There was a time when stick-swinging was epidemic in the game and a serious danger to player safety. Stiff penalties, fines and suspensions ended that danger, and that is what it takes to eliminate unsafe situations in the NHL. The league’s task today — in addition to creating as safe an environment as possible on the ice given the game’s physical nature — is to be sure that the game doesn’t degenerate to the point where teams start to believe they they can brawl their way to victory, or load up on goons in an effort to fill the seats.

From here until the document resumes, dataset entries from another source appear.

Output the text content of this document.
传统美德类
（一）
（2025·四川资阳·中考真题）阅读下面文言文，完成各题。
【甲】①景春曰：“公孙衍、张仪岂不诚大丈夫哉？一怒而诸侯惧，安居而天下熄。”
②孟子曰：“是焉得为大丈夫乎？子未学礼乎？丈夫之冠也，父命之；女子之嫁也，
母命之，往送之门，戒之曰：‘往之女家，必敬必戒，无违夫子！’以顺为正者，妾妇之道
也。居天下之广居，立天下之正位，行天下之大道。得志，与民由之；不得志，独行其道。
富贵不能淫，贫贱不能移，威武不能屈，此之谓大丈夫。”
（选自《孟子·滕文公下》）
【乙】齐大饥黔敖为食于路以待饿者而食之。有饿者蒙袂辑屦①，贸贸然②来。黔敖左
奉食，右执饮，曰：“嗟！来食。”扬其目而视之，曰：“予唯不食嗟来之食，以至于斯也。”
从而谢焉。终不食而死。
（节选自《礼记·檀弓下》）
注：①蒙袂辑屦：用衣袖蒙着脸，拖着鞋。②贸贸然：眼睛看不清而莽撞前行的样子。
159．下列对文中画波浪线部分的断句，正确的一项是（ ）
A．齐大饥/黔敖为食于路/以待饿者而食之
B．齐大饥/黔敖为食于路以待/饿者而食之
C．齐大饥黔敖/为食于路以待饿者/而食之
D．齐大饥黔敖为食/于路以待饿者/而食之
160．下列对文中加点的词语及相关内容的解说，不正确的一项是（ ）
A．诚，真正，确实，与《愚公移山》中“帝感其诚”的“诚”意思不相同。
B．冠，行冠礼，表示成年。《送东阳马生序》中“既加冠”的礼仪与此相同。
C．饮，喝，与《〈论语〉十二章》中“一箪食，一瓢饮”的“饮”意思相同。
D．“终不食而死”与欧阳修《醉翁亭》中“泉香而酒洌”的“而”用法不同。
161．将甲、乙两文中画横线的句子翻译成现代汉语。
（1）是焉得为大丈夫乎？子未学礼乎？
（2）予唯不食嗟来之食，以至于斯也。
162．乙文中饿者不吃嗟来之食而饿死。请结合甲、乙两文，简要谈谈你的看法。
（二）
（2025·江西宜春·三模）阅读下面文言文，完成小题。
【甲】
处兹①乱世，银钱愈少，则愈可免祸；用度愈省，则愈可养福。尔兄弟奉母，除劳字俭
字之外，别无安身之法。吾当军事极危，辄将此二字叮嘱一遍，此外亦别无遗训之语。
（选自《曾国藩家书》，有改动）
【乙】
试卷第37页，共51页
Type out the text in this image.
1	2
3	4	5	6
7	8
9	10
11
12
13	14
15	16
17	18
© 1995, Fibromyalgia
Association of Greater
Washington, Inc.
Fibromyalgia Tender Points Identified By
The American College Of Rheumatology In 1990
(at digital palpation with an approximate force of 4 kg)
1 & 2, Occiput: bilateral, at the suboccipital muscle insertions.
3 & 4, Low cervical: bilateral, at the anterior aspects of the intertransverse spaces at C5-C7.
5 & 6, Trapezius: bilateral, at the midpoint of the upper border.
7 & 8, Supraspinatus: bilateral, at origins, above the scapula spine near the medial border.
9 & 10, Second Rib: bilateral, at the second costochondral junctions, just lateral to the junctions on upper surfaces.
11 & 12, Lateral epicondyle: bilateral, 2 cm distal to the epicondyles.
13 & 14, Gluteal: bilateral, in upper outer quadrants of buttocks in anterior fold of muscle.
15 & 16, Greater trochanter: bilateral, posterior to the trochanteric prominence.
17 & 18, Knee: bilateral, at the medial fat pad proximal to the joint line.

Because this is an important moment for the NHL. The product has improved, the business is growing and on the verge of a new, perhaps more lucrative TV deal, possibly with NBC. Those who are old enough to remember the ’70s know the NHL lost its TV contract with NBC in part because the out-of-control league couldn’t keep it’s game short enough with all the penalties. NBC’s affiliates revolted when their local programming was delayed, and some advertisers didn’t want to be connected with the unseemly product. Fortunately, what we saw on Friday is in part an aberration. That sort of game happened dozens of times a season in the ’70s and fighting isn’t even at 1980s levels. NHL figures show that fighting is down by 50 percent from the days of the Original 21. Still, the potential for mayhem has to be a concern.
Or maybe not.
Maybe the NHL’s leaders see their business growth as confirmation that they’re doing all the right things and would not be uncomfortable if their league ends up occupying a place somewhere between the other pro leagues on one hand and MMA on the other. A portion of the fan base doesn’t seem terribly turned off by games like Friday’s. In fact, they love it. Maybe they’d love even more of it.
Maybe it comes down to a choice for the NHL. Before Gary Bettman took over as commissioner, the league’s attitude was, as often stated by Blackhawks owner Bill Wirtz, “If it ain’t broke, don’t fix it.” Or maybe they’ll heed the words of Spanish philosopher George Santayana, who said “Those who cannot remember the past are condemned to repeat it.”